SOC Responds to Historic OSHA Actions on Worker Safety at Amazon
Today, the Department of Labor’s Occupational Safety and Health Administration (OSHA) issued citations to Amazon for failing to keep workers safe. The actions come after OSHA carried out inspections at three Amazon warehouses in New Windsor, New York, Waukegan, Illinois and Deltona, Florida and found evidence of job hazards and medical mistreatment.
In response, Eric Frumin, Health and Safety Director at the Strategic Organizing Center, released the following statement.
“Amazon warehouses produce more serious injuries than the rest of the warehouse industry combined.
“As OSHA’s investigations have repeatedly documented for almost two years, Amazon’s illegal production system and workloads are a daily threat to the safety and the basic job security of Amazon’s own nearly 400,000 warehouse workers — and indeed throughout the warehouse industry.
“Today’s OSHA citations are the latest evidence that Amazon has companywide, corporate-level policies and practices that create hazardous workplaces, and may result in medical mistreatment or denial of treatment for seriously injured workers. Amazon treats its workers from the warehouse to the delivery route as disposable in its relentless drive for profit.
“The violation for maintaining an excessive work pace — and mandating reduced work hours and added work breaks — is the first in the 50-year history of Federal OSHA.
“On behalf of all warehouse workers, we again call on Amazon to drop its relentless resistance to OSHA’s orders to fix these hazards.
“Amazon should start by immediately suspending its inhuman monitoring and discipline system that OSHA has directly connected to the high rates of warehouse injuries, and give Amazon workers the relief breaks OSHA has said they urgently need to protect themselves from injury.
“From these citations it appears Amazon not only maintains unsafe workplaces, but then denies proper medical treatment to the workers who are harmed by this inhuman system.
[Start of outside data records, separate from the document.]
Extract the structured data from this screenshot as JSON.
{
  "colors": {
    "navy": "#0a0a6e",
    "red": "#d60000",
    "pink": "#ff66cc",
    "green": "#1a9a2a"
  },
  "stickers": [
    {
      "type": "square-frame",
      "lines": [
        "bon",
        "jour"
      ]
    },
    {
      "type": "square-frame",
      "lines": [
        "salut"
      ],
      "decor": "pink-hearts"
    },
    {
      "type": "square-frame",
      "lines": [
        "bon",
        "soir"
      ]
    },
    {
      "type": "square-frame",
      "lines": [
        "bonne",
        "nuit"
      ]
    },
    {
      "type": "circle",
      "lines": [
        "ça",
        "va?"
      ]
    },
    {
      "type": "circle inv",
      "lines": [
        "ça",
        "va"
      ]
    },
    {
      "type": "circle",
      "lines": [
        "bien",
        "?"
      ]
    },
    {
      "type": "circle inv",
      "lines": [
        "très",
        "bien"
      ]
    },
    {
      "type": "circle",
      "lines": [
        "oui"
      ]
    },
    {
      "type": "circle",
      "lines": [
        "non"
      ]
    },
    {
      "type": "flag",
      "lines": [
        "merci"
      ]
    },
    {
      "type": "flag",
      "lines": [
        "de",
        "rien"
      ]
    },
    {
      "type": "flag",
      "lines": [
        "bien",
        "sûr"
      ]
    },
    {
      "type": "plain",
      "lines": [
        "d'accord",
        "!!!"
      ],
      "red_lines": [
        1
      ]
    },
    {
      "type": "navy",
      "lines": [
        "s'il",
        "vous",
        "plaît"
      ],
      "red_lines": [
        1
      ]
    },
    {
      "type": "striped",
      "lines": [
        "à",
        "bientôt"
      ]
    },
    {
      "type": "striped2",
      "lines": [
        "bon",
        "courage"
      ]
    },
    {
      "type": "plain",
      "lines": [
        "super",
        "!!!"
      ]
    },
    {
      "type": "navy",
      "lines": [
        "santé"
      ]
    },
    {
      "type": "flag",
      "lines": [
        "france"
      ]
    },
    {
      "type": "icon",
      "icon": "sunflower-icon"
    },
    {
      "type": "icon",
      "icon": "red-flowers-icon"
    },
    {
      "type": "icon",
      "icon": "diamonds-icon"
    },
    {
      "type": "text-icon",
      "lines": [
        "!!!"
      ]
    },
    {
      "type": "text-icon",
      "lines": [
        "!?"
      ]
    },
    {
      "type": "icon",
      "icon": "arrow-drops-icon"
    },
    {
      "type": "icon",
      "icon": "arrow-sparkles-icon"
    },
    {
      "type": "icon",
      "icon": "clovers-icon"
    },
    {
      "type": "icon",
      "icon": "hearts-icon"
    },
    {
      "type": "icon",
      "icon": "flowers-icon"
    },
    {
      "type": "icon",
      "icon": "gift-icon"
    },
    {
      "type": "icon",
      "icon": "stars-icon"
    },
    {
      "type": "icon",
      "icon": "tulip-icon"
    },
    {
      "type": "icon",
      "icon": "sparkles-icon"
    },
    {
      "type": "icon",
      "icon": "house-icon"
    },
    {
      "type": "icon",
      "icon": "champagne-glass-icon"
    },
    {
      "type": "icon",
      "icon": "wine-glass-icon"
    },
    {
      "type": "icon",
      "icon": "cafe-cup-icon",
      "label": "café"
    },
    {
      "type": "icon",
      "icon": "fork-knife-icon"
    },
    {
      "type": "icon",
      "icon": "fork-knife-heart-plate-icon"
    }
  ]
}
The full range of state medical and licensing authorities should take notice and investigate Amazon’s potential violations of state laws meant to ensure injured workers receive proper treatment.”
Background:
For over two years, the US Department of Labor’s OSHA and its sister agency in Washington State have been investigated worker complaints of serious job hazards from abusive workloads, issued violations for workload hazards in WA State in 2021 and 2022, and ordered prompted “abatement” of those violations – even during Amazon’s interminable appeals of those violations.
These violations have found that the illegal dangers not only involved heavy lifting and awkward lifting and moving packages causing high risks of serious injuries – but also that the very speed of the work itself, combined with the company’s strict discipline system – “[put] pressure … on workers to maintain that pace without adequate recovery time to reduce the risk of MSDs. There is a direct connection between Amazon’s employee monitoring and discipline systems and workplace” injuries.
Federal OSHA has now found similar violations in which Amazon’s equipment, production operations (including Amazon’s own robots) and HR systems together combine to create extraordinary risks of serious injuries. These include the kinds of severely disabling back and shoulder injuries that can prevent workers from ever again doing the manual work which delivers the orders to American consumers every day.
OSHA also found in 2022 that Amazon’s workload hazards were “Willful” violations – a rare determination in OSHA investigations anywhere in any industry.
While Federal and state OSHA agencies have been doing safety inspections at Amazon for far longer, their recent inspections of abusive workloads – launched on a coordinated basis nationally — are unprecedented in OSHA’s 50-year history.
For further details about the history of worker injuries and OSHA investigations at Amazon, see SOC testimony to the US House of Representatives Committee on Education and Labor, Nov. 17, 2022. For further details, see SOC’s 2022 analysis of Amazon’s injury reports – “The Injury Machine”. Over the last several years SOC has emerged as a leading voice working to hold Amazon accountable for the health and safety of its workers.
* “DART RATE” is the rate of “serious” injuries per 100 “Full-Time Equivalent” workers; “serious” means that the injury was medically serious enough to require the workers involved to either stop working entirely or to stop doing their regular jobs.
These data are based on the annual summaries of workplace injuries at individual worksites that Amazon has submitted to OSHA for 2021 (latest year available).
The Strategic Organizing Center (formerly Change to Win) is a democratic coalition of labor unions representing millions of working people and is dedicated to improving their lives.